Ask HN: How can pick reliable sources of climate change advice? - bump-ladel
I am slowly coming round to the realisation that the most important thing to work on might be reducing the effect of climate change, or helping others do that.<p>To work out what to work on, I need to know more about the problems. My background is software developer.<p>How do I find sources that are reliable?<p>How do I pick books to read? Are there known, agreed, books that are important?<p>Are there existing projects that I should look into contributing to?
======
rpeden
A few days ago, I posted an Ask HN about finding good sources of climate data
to analyze[1].

Most of the links in there are related to good data sets, but there are also a
few links to sites that provide information and analysis as well.
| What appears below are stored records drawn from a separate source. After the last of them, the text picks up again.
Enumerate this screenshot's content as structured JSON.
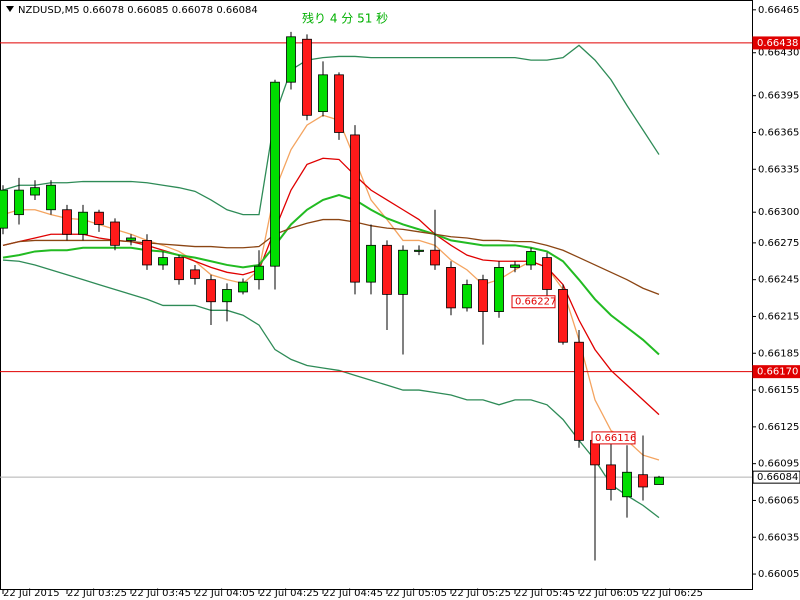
{
  "chart_data": {
    "type": "candlestick",
    "title": "NZDUSD,M5  0.66078 0.66085 0.66078 0.66084",
    "countdown": "残り 4 分 51 秒",
    "categories": [
      "22 Jul 2015",
      null,
      null,
      null,
      "22 Jul 03:25",
      null,
      null,
      null,
      "22 Jul 03:45",
      null,
      null,
      null,
      "22 Jul 04:05",
      null,
      null,
      null,
      "22 Jul 04:25",
      null,
      null,
      null,
      "22 Jul 04:45",
      null,
      null,
      null,
      "22 Jul 05:05",
      null,
      null,
      null,
      "22 Jul 05:25",
      null,
      null,
      null,
      "22 Jul 05:45",
      null,
      null,
      null,
      "22 Jul 06:05",
      null,
      null,
      null,
      "22 Jul 06:25",
      null
    ],
    "open": [
      0.66287,
      0.66298,
      0.66314,
      0.66302,
      0.66302,
      0.66282,
      0.663,
      0.66292,
      0.66277,
      0.66277,
      0.66257,
      0.66263,
      0.66253,
      0.66245,
      0.66227,
      0.66235,
      0.66245,
      0.66256,
      0.66406,
      0.66441,
      0.66382,
      0.66412,
      0.66363,
      0.66243,
      0.66273,
      0.66233,
      0.66268,
      0.66269,
      0.66255,
      0.66222,
      0.66245,
      0.66219,
      0.66255,
      0.66257,
      0.66263,
      0.66237,
      0.66194,
      0.66114,
      0.66094,
      0.66068,
      0.66086,
      0.66078
    ],
    "high": [
      0.66322,
      0.66328,
      0.66326,
      0.66326,
      0.66306,
      0.66306,
      0.66302,
      0.66295,
      0.66282,
      0.66282,
      0.66268,
      0.66265,
      0.66257,
      0.66249,
      0.66242,
      0.66246,
      0.66269,
      0.66408,
      0.66447,
      0.66445,
      0.66423,
      0.66414,
      0.66371,
      0.6629,
      0.66277,
      0.66273,
      0.66273,
      0.66302,
      0.6626,
      0.66245,
      0.66249,
      0.6626,
      0.6626,
      0.66271,
      0.66267,
      0.66241,
      0.66204,
      0.66118,
      0.66114,
      0.6611,
      0.66118,
      0.66085
    ],
    "low": [
      0.66282,
      0.6629,
      0.6631,
      0.66298,
      0.66277,
      0.66277,
      0.66284,
      0.66269,
      0.66273,
      0.66253,
      0.66253,
      0.66241,
      0.66241,
      0.66208,
      0.66211,
      0.66233,
      0.66237,
      0.66237,
      0.664,
      0.66375,
      0.66378,
      0.66359,
      0.66233,
      0.66233,
      0.66204,
      0.66184,
      0.66265,
      0.66253,
      0.66216,
      0.66219,
      0.66192,
      0.66214,
      0.66251,
      0.66253,
      0.66229,
      0.66192,
      0.66108,
      0.66016,
      0.66065,
      0.66051,
      0.66065,
      0.66078
    ],
    "close": [
      0.66318,
      0.66318,
      0.6632,
      0.66322,
      0.66282,
      0.663,
      0.6629,
      0.66273,
      0.66279,
      0.66257,
      0.66263,
      0.66245,
      0.66246,
      0.66227,
      0.66237,
      0.66243,
      0.66256,
      0.66406,
      0.66443,
      0.66379,
      0.66412,
      0.66365,
      0.66243,
      0.66273,
      0.66233,
      0.66269,
      0.66269,
      0.66257,
      0.66222,
      0.66241,
      0.66219,
      0.66255,
      0.66257,
      0.66268,
      0.66237,
      0.66194,
      0.66114,
      0.66094,
      0.66074,
      0.66088,
      0.66076,
      0.66084
    ],
    "up_color": "#00dd00",
    "down_color": "#ff1a1a",
    "lines": [
      {
        "color": "#f4a460",
        "values": [
          0.66298,
          0.66302,
          0.66302,
          0.66298,
          0.66295,
          0.66294,
          0.6629,
          0.66286,
          0.66282,
          0.66277,
          0.66273,
          0.66268,
          0.6626,
          0.66249,
          0.66245,
          0.66242,
          0.66253,
          0.66318,
          0.66351,
          0.66371,
          0.66379,
          0.66375,
          0.66343,
          0.6631,
          0.66294,
          0.66277,
          0.66277,
          0.66273,
          0.66261,
          0.66253,
          0.66241,
          0.66245,
          0.66253,
          0.6626,
          0.66255,
          0.66237,
          0.66196,
          0.66147,
          0.66122,
          0.66114,
          0.66102,
          0.66098
        ]
      },
      {
        "color": "#e00000",
        "values": [
          0.66273,
          0.66276,
          0.66279,
          0.66282,
          0.66282,
          0.66282,
          0.66279,
          0.66277,
          0.66276,
          0.66273,
          0.66269,
          0.66265,
          0.6626,
          0.66255,
          0.66251,
          0.66249,
          0.66253,
          0.66286,
          0.66318,
          0.66339,
          0.66344,
          0.66343,
          0.6633,
          0.66318,
          0.6631,
          0.66302,
          0.66294,
          0.66282,
          0.66273,
          0.66265,
          0.66261,
          0.6626,
          0.6626,
          0.6626,
          0.66255,
          0.66241,
          0.66212,
          0.66188,
          0.66171,
          0.66159,
          0.66147,
          0.66135
        ]
      },
      {
        "color": "#22bb22",
        "values": [
          0.66263,
          0.66265,
          0.66268,
          0.66269,
          0.66269,
          0.66271,
          0.66271,
          0.66271,
          0.66271,
          0.66269,
          0.66268,
          0.66265,
          0.66263,
          0.6626,
          0.66257,
          0.66255,
          0.66257,
          0.66273,
          0.6629,
          0.66302,
          0.6631,
          0.66314,
          0.6631,
          0.66302,
          0.66295,
          0.6629,
          0.66286,
          0.66282,
          0.66277,
          0.66275,
          0.66273,
          0.66273,
          0.66273,
          0.66271,
          0.66268,
          0.6626,
          0.66245,
          0.66229,
          0.66216,
          0.66206,
          0.66196,
          0.66184
        ]
      },
      {
        "color": "#8b4513",
        "values": [
          0.66273,
          0.66276,
          0.66277,
          0.66277,
          0.66277,
          0.66277,
          0.66277,
          0.66277,
          0.66276,
          0.66275,
          0.66274,
          0.66273,
          0.66272,
          0.66272,
          0.66271,
          0.66271,
          0.66272,
          0.66282,
          0.66287,
          0.66291,
          0.66294,
          0.66294,
          0.66292,
          0.66289,
          0.66287,
          0.66286,
          0.66284,
          0.66282,
          0.6628,
          0.66279,
          0.66277,
          0.66277,
          0.66276,
          0.66276,
          0.66273,
          0.66269,
          0.66263,
          0.66257,
          0.66251,
          0.66245,
          0.66238,
          0.66233
        ]
      },
      {
        "color": "#2e8b57",
        "values": [
          0.66318,
          0.66322,
          0.66322,
          0.66324,
          0.66324,
          0.66325,
          0.66325,
          0.66325,
          0.66325,
          0.66324,
          0.66322,
          0.6632,
          0.66317,
          0.6631,
          0.66302,
          0.66298,
          0.66298,
          0.66379,
          0.66416,
          0.66424,
          0.66426,
          0.66427,
          0.66427,
          0.66426,
          0.66426,
          0.66426,
          0.66426,
          0.66426,
          0.66426,
          0.66426,
          0.66426,
          0.66426,
          0.66426,
          0.66424,
          0.66424,
          0.66426,
          0.66436,
          0.66424,
          0.66408,
          0.66387,
          0.66367,
          0.66347
        ]
      },
      {
        "color": "#2e8b57",
        "values": [
          0.66261,
          0.6626,
          0.66257,
          0.66253,
          0.66249,
          0.66245,
          0.66241,
          0.66237,
          0.66233,
          0.66229,
          0.66224,
          0.66224,
          0.66224,
          0.6622,
          0.6622,
          0.66216,
          0.66208,
          0.66188,
          0.6618,
          0.66175,
          0.66173,
          0.66171,
          0.66167,
          0.66163,
          0.66159,
          0.66155,
          0.66155,
          0.66153,
          0.66151,
          0.66147,
          0.66147,
          0.66143,
          0.66147,
          0.66147,
          0.66143,
          0.66131,
          0.66114,
          0.66098,
          0.66078,
          0.66069,
          0.66061,
          0.66051
        ]
      }
    ],
    "hlines": [
      {
        "value": 0.66438,
        "label": "0.66438",
        "color": "#e00000"
      },
      {
        "value": 0.6617,
        "label": "0.66170",
        "color": "#e00000"
      },
      {
        "value": 0.66084,
        "label": "0.66084",
        "color": "#b0b0b0"
      }
    ],
    "price_labels": [
      {
        "index": 32,
        "value": 0.66227,
        "label": "0.66227"
      },
      {
        "index": 37,
        "value": 0.66116,
        "label": "0.66116"
      }
    ],
    "ylim": [
      0.65992,
      0.66473
    ],
    "yticks": [
      0.66465,
      {
        "value": 0.6643,
        "label": "0.66430"
      },
      0.66395,
      0.66365,
      0.66335,
      {
        "value": 0.663,
        "label": "0.66300"
      },
      0.66275,
      0.66245,
      0.66215,
      0.66185,
      0.66155,
      0.66125,
      0.66095,
      0.66065,
      0.66035,
      0.66005
    ]
  }
}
You might
find it helpful to read through the thread and visit some of the links.

[1]
[https://news.ycombinator.com/item?id=15132145](https://news.ycombinator.com/item?id=15132145)

------
titojankowski
Excellent! I agree -- I quit my job last year to get to work on climate, even
though it wasn't "my thing". We started Impossible Labs
[http://impossiblelabs.io](http://impossiblelabs.io)

BOOKS: I like "Sustainable Energy Without the Hot Air". I also really liked
Stewart Brand's "The Whole Earth". Both books are written from a
technology/engineering perspective, which I like.

Check out [http://carbondoomsday.com](http://carbondoomsday.com), an open
source project tracking and mapping carbon dioxide in the atmosphere. On
github: [http://github.com/giving-a-fuck-about-climate-
change](http://github.com/giving-a-fuck-about-climate-change)

And yea, second the "What are some good sources of climate data to analyze"
post!
[https://news.ycombinator.com/item?id=15132145](https://news.ycombinator.com/item?id=15132145)